Q - Vous le faites au Venezuela, pourquoi ne pas se prononcer sur l'Algérie ?
R - Au Venezuela, il y a quatre millions de Vénézuéliens qui ont fui leur pays. C'est une crise internationale aujourd'hui. Au Venezuela, quand on essaie d'amener de l'aide humanitaire au Venezuela où les gens vont tellement mal, qu'il n'y a plus d'électricité et que les hôpitaux...
Q - C'est juste pour comprendre : il n'est pas possible pour les autorités françaises de dire quoi que ce soit sur l'Algérie d'aujourd'hui ?
R - Non, pas d'ingérence...
Q - Mais il ne s'agit pas de faire de l'ingérence...
R - Si, ce n'est pas à nous de dire qui les Algériens doivent élire. Mais pas d'indifférence non plus : il y a des centaines de milliers de personnes qui vivent en France et qui ont la nationalité algérienne, qui vivent très profondément, de manière très émotionnelle ce qui est en train de se passer. Moi, ce que je souhaite, c'est que les aspirations du peuple algérien soient respectées et écoutées par les dirigeants algériens.
Q - Tournons la question autrement : quel rôle s'assigne la France dans cette période ?
R - Un rôle de partenaire du peuple et du pays qu'est l'Algérie, pays qui, quand il va bien...
Q - Vous êtes partenaire de ce pouvoir.
R - Ce n'est pas à nous de choisir le pouvoir algérien, ce n'est pas à nous de dire dire "on n'en veut pas, on en veut un autre, changez le". Il y a un processus électoral, des candidatures ont été déposés, il va y avoir une élection présidentielle. Il y a des manifestations. Nous espérons que le processus soit transparent, qu'il soit démocratique. Mais nous espérons que les aspirations du peuple algérien soient respectées.
Q - Mais cette jeunesse, elle a envie de bâtir ce pays, elle se sent coincée. Cette jeunesse du coup regarde en direction de l'Europe, de la France entre autres, mais je n'imagine pas que de la France. Donc, là, il y a quand même aussi un noeud à dénouer.

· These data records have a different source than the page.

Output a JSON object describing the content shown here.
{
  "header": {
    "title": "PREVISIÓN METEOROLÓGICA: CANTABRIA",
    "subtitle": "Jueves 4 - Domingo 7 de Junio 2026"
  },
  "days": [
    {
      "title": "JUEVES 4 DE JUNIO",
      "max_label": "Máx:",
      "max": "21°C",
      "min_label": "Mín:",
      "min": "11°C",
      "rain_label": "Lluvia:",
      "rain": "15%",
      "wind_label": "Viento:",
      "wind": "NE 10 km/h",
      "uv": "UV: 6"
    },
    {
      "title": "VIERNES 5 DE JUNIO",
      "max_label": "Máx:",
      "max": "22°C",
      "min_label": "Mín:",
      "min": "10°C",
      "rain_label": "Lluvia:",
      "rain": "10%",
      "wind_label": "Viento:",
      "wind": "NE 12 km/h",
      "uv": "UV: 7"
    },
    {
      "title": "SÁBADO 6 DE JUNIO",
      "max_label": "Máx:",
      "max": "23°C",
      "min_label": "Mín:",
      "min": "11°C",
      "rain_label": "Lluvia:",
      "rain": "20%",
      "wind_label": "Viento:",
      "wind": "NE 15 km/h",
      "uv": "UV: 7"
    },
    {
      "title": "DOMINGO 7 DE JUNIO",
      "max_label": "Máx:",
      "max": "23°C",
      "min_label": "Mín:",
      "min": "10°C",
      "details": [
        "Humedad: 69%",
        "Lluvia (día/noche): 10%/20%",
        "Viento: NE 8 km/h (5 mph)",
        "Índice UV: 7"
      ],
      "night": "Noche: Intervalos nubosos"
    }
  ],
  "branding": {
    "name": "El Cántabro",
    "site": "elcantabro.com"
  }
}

R - Cette jeunesse prend en main son destin, elle n'a jamais dit à la France ou à quelqu'un d'autre de le prendre à sa place.
Q - En quelques mots, comment vous souhaitez que l'on sorte en France du grand débat ? C'est le 15 mars normalement. Faut-il des lois ? Faut-il un référendum, comme ne l'a pas écarté le président ?
R - D'abord, il faut voir ce qui sort du grand débat. Le grand débat, c'est un million et demi de contributions en ligne, c'est 10.000 réunions à travers la France, c'est un vrai succès démocratique, c'est une vraie invention à côté de la démocratie représentative, pas à la place. Il faudra continuer à débattre dans l'avenir. Mais écoutons ce que les Français nous ont dit. Il y aura des mesures qui seront certainement législatives, il y aura aussi des changements de pratiques et le président n'a pas écarté un référendum, cela n'est ni un tabou, ni la solution. Ce qu'il faut c'est de pouvoir écouter ce que les Français proposent. Et il y aura un avant et après grand débat.